Ruh sağlığının bozulmasına neler neden olabilir sorusunu Dr. Budaklı şöyle yanıtladı:

“Doğal afetler, özellikle travma sonrası stres bozukluğuna yol açmakla birlikte, ani kayıplar, şehirlerin yıkımı, barınma ve gıda sorunları, zorunlu göç gibi faktörlerle başka ruhsal hastalıkları da tetikleyebilir. Aynı şekilde ekonomik belirsizlik, iş kaybı riski, alım gücünün azalması gibi durumlar, kişinin kendisi ve ailesi için sağladığı refahın bozulmasına yol açarak kaygı ve umutsuzluğu artırır; bu da mevcut ruhsal hastalıkların şiddetlenmesine veya yenilerinin ortaya çıkmasına neden olabilir. Şiddet davranışlarının arkasında toplumsal travmalar ve ekonomik zorluklar önemli faktörlerdir. Ailelerin bu zorlukları telafi etmek için fazla çaba göstermesi ve çocukların yalnız kalması, eğitimdeki eksiklikler, sokak güvenliği sorunları, maruz kalınan medya içerikleri ve yozlaşmış sanal veya gerçek yaşantılar, ruhsal sorunların ve şiddet davranışlarının artmasına neden olabilir.”

Antidepresan kullanımı artışı dikkat çekici

Tüm dünyada olduğu gibi Türkiye’de de antidepresan ilaçları kullanımındaki artışa dikkat çeken Dr. Budaklı şu noktalara dikkat çekti:

Çok ciddi ve üzerinde durulması gereken bir değişim söz konusu.
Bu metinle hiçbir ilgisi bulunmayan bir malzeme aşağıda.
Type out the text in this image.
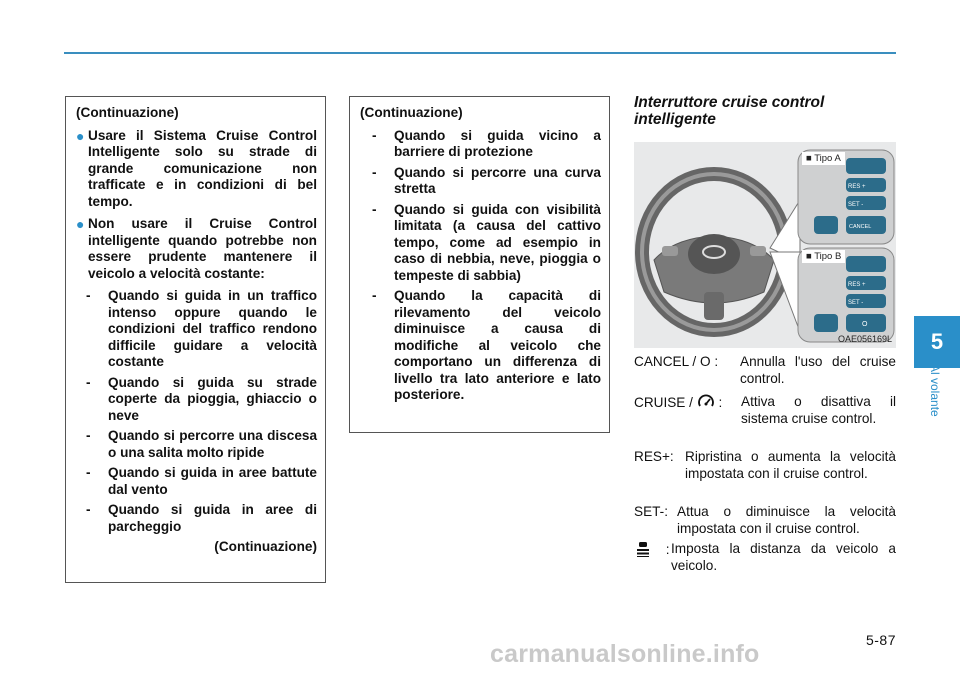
(Continuazione)
● Usare il Sistema Cruise Control Intelligente solo su strade di grande comunicazione non trafficate e in condizioni di bel tempo.
● Non usare il Cruise Control intelligente quando potrebbe non essere prudente mantenere il veicolo a velocità costante:
- Quando si guida in un traffico intenso oppure quando le condizioni del traffico rendono difficile guidare a velocità costante
- Quando si guida su strade coperte da pioggia, ghiaccio o neve
- Quando si percorre una discesa o una salita molto ripide
- Quando si guida in aree battute dal vento
- Quando si guida in aree di parcheggio
(Continuazione)
(Continuazione)
- Quando si guida vicino a barriere di protezione
- Quando si percorre una curva stretta
- Quando si guida con visibilità limitata (a causa del cattivo tempo, come ad esempio in caso di nebbia, neve, pioggia o tempeste di sabbia)
- Quando la capacità di rilevamento del veicolo diminuisce a causa di modifiche al veicolo che comportano un differenza di livello tra lato anteriore e lato posteriore.
Interruttore cruise control intelligente
RES +
SET -
CANCEL
RES +
SET -
O
■ Tipo A
■ Tipo B
OAE056169L
CANCEL / O :	Annulla l'uso del cruise control.
CRUISE / :	Attiva o disattiva il sistema cruise control.
RES+: Ripristina o aumenta la velocità impostata con il cruise control.
SET-: Attua o diminuisce la velocità impostata con il cruise control.
: Imposta la distanza da veicolo a veicolo.
5
Al volante
5-87
carmanualsonline.info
Antidepresanlar sadece; umutsuzluk, karamsarlık, mutsuzluk ve daha birçok belirtinin eşlik ettiği depresyon hastalığında kullanılmazlar. Panik bozukluk, fobiler, anksiyete bozuklukları gibi ruhsal hastalıklarda da antidepresanlar sıklıkla reçete edilmekte. Bu nedenle antidepresan kullanımının artması bir yandan bu hastalık gruplarında da artışa işaret etmektedir. Anksiyete bozuklukları; sıklıkla belirsizliklerin hakim olduğu yaşam koşullarında örneğin maddi konular, barınma sorunları, iş kaybı tehlikesi, güvenlik gibi durumlarda artmakta. İyi tedavi edilmemiş ya da anksiyete yaratan faktörlerin değişmediği kişilerde bir süre sonra çaresizlik, yalnızlık, ümitsizlik zemininde depresyon gelişmesi oldukça muhtemeldir. Günlük pratikte de bu tip vakalarla sıklıkla karşılaşmaktayız.”

Antidepresanların bir ruh sağlığı uzmanının düzenli takibi altında olmadan kullanılmasının istenen sonuçların alınamamasına, yan etkilere ve bu yan etkiler nedeniyle yanlış inanışların gelişimine katkıda bulunduğunu söyleyen Dr. Budaklı, “Çünkü antidepresan tedavi planlanırken, depresyonun tipi, kişilik özellikleri, günlük yaşam koşulları gibi faktörler hekimler tarafından kapsamlıca değerlendirilir, buna göre kişiye özgü tedavi planlanır. Antidepresanlarla ilgili birçok yanlış inanış da bulunmaktadır. Bunlar; “antidepresanlar bağımlılık yapar” , “antidepresanlar uyuşturur”, “antidepresanlar kişiliğimi değiştirir”, “antidepresan kullanmak zayıflıktır” sayılabilir. Bu yanlış inanışlarla baş etmek için bilgilendirme ve farkındalık kampanyaları yapılabilir” dedi.

‘Pek iç açıcı bir tabloyla karşılaşmıyoruz’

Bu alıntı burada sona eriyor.